Camilo Martin
Camilo Martin

Reputation: 37908

How to set a variable from the bash $PS1

The bash PS1 variable seemingly has access to all the shell's variables.

$ foo=bar
$ PS1='$foo '
bar # Works as expected.

But, setting a variable there does not work.

$ PS1='$(bar=baz)\$ '
$ echo $bar

$ # Does not work.

Why, and how to make this work?

Upvotes: 1

Views: 3958

Answers (1)

Camilo Martin
Camilo Martin

Reputation: 37908

Why:

The PS1 variable is evaluated as a string. In a bash string, you can do this:

$ myString="$foo"

And this:

$ myString="Date: $(date)"

But not this:

$ myString="$(foo=bar)"

The PS1 variable is simply not exempt from this rule.

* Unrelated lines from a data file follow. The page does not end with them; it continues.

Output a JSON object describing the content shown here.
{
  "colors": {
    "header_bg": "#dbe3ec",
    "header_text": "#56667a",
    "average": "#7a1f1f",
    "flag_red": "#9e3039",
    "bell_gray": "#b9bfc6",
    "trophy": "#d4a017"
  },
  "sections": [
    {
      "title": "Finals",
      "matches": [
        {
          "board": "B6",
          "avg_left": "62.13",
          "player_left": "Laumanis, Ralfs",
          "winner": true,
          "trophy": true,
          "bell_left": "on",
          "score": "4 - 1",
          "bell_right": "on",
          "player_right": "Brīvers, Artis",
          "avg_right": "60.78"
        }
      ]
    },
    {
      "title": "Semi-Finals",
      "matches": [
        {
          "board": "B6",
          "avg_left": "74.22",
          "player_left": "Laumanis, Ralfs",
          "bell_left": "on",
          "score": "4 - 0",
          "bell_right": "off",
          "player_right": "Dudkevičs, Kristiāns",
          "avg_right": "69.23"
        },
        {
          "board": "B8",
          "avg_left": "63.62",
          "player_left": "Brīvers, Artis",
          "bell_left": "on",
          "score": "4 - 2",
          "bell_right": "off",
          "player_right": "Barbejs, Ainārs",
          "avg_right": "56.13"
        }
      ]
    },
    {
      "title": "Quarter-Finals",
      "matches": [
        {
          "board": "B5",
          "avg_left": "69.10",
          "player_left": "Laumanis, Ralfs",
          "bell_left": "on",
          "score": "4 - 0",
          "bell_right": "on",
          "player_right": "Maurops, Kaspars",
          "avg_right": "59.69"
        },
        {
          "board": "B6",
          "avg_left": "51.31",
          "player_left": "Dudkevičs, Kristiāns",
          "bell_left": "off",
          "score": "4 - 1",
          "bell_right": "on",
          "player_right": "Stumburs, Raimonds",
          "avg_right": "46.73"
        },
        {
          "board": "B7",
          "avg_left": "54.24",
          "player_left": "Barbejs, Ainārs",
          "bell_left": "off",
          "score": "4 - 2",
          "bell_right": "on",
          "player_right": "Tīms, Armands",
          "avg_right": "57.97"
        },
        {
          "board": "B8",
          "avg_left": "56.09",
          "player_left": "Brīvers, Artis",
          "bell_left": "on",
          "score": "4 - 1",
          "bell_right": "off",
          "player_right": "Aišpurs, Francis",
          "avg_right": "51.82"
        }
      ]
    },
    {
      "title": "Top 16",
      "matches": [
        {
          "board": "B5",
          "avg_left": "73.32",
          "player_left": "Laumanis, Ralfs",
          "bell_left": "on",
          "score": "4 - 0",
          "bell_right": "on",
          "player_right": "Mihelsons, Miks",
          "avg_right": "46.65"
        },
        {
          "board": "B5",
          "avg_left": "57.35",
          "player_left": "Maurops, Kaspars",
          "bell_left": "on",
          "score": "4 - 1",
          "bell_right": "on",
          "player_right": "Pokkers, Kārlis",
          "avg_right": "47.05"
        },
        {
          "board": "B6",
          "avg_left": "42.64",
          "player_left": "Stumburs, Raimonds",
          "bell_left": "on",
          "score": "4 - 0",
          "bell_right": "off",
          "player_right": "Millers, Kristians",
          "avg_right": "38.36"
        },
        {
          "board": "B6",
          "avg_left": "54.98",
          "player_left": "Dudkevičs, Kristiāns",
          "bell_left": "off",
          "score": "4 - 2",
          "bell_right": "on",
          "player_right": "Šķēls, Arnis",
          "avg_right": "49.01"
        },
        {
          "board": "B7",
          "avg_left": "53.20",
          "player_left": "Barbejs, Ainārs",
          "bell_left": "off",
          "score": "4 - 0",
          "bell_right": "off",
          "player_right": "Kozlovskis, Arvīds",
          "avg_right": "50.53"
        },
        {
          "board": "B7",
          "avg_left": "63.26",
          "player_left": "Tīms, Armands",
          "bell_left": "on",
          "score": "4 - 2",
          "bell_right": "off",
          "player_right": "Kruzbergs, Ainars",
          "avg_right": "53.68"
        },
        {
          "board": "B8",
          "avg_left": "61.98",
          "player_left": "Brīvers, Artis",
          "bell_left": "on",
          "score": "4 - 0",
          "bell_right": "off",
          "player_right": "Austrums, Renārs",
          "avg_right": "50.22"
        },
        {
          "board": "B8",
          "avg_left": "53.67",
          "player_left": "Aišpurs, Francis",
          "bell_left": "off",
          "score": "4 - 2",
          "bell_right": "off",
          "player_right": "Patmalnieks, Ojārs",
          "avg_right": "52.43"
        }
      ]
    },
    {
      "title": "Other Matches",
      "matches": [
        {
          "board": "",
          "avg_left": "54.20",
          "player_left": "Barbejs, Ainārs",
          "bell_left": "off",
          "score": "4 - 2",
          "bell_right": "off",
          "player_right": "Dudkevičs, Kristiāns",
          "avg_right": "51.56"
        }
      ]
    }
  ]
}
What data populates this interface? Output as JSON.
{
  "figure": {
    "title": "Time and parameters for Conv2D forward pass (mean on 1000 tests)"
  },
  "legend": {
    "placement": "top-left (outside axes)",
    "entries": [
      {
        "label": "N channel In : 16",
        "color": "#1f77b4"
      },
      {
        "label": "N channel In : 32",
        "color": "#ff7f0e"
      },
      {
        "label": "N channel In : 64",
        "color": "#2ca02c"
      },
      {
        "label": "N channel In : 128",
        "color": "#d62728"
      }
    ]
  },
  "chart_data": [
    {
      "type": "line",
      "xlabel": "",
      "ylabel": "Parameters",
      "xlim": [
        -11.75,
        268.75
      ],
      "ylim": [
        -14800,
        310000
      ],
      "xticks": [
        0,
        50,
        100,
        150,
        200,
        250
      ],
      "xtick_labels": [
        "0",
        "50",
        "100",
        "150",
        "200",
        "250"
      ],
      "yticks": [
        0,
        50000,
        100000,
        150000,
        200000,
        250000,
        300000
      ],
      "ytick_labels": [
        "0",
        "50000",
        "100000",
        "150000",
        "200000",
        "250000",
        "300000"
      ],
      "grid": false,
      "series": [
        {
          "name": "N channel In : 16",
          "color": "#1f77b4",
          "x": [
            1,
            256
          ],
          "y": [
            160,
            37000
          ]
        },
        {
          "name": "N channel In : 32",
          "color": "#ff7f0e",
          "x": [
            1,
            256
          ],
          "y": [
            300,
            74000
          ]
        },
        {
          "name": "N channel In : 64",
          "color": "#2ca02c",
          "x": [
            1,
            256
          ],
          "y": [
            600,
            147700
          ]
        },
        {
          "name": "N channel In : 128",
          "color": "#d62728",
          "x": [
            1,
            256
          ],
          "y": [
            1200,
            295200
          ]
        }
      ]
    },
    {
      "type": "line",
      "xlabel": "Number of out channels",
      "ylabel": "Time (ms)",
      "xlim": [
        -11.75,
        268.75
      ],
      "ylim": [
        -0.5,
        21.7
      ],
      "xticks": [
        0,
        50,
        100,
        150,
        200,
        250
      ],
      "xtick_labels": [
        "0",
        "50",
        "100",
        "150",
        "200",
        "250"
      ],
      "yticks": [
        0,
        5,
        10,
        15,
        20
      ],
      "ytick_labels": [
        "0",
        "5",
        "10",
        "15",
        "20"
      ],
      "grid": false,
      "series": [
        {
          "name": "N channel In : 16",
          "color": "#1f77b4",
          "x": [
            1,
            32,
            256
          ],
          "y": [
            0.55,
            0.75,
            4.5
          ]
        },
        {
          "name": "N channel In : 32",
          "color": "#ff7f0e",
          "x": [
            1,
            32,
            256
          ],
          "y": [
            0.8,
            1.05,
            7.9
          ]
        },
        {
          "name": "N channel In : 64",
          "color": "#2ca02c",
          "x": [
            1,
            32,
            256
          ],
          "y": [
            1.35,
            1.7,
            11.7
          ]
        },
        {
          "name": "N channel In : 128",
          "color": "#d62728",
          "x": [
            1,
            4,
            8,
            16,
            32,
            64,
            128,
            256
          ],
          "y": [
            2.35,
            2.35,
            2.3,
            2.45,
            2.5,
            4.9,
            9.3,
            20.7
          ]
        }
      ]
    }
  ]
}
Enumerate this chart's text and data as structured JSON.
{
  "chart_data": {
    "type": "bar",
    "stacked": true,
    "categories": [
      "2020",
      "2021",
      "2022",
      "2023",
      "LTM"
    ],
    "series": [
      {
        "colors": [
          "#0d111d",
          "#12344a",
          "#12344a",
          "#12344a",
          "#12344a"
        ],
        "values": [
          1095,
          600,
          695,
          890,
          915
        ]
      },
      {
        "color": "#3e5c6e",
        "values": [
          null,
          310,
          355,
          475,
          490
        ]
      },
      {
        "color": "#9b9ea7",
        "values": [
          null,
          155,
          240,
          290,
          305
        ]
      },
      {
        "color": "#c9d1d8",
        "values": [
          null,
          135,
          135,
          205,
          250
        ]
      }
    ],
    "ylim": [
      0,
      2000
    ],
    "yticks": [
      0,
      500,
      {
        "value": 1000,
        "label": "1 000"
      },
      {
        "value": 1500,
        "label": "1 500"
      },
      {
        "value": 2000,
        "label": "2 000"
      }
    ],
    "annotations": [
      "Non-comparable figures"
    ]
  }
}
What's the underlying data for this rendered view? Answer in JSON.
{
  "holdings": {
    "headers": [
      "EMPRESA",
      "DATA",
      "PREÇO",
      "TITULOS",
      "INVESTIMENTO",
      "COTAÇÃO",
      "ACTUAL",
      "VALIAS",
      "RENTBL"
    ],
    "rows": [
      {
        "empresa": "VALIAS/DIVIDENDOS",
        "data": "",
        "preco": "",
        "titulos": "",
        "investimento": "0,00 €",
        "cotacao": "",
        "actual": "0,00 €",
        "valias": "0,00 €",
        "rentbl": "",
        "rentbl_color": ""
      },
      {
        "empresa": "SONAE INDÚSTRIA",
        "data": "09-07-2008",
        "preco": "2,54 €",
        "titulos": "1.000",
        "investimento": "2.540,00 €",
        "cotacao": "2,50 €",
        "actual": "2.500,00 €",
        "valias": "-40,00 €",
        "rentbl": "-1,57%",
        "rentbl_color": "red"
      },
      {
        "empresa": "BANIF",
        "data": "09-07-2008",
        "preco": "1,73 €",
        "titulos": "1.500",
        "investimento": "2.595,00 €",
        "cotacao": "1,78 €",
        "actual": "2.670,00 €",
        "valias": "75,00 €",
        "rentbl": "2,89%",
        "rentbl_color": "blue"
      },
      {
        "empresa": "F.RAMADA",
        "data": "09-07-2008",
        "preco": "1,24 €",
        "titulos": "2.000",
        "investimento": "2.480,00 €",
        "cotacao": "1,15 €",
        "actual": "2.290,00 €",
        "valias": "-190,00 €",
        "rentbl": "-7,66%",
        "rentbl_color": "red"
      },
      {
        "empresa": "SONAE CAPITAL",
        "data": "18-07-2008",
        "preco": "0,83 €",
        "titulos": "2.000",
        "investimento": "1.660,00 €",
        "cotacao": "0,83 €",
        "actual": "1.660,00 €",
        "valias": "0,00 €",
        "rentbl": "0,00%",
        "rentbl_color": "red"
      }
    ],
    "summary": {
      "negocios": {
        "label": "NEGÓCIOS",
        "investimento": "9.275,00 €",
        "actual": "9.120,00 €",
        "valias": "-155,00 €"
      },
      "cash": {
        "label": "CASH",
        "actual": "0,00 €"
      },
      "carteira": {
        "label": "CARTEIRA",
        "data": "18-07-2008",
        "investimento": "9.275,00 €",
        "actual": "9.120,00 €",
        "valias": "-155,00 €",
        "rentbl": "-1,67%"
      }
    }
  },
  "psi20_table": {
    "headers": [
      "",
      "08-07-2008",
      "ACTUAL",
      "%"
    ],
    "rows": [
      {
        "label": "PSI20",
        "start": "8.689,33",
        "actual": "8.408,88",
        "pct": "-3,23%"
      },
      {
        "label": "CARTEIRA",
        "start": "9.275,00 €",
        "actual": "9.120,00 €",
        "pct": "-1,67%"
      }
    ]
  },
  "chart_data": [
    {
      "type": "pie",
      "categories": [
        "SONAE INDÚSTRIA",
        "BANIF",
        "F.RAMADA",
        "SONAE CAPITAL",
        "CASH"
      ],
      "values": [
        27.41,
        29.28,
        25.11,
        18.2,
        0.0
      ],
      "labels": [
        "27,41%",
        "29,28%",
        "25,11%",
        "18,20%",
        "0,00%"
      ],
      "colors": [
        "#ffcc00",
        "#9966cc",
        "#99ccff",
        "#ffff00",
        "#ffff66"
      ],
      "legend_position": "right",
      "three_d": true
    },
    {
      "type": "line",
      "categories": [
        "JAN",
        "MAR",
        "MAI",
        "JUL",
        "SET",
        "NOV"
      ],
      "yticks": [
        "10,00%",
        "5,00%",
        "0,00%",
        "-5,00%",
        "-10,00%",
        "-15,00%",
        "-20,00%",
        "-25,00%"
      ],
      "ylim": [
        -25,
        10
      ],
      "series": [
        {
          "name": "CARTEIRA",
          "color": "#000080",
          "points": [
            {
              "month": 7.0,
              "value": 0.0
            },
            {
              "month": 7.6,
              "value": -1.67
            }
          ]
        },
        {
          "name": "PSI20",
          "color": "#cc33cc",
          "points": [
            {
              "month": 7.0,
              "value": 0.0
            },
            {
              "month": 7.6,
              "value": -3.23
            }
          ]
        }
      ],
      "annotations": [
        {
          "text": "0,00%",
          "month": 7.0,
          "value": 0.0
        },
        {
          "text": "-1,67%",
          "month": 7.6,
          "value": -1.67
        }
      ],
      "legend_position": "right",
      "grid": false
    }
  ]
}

Note: as mkelement0 explains in the comments, this is because the foo=bar part will be executed in a subshell, so you could do $(foo=bar;echo $foo), though - it's just that the variable will only exist in that scope.

How to make this work:

There's another variable, called PROMPT_COMMAND. The code here will be eval()'d at each prompt string, before the evaluation of the PS1 variable.

Thus, even just writing your assignment here as-is will work:

$ PROMPT_COMMAND='bar=baz'
$ echo $bar
baz # Works!

Remember to check if you're not overwriting previously-set contents in the PROMPT_COMMAND that you may want to keep, though.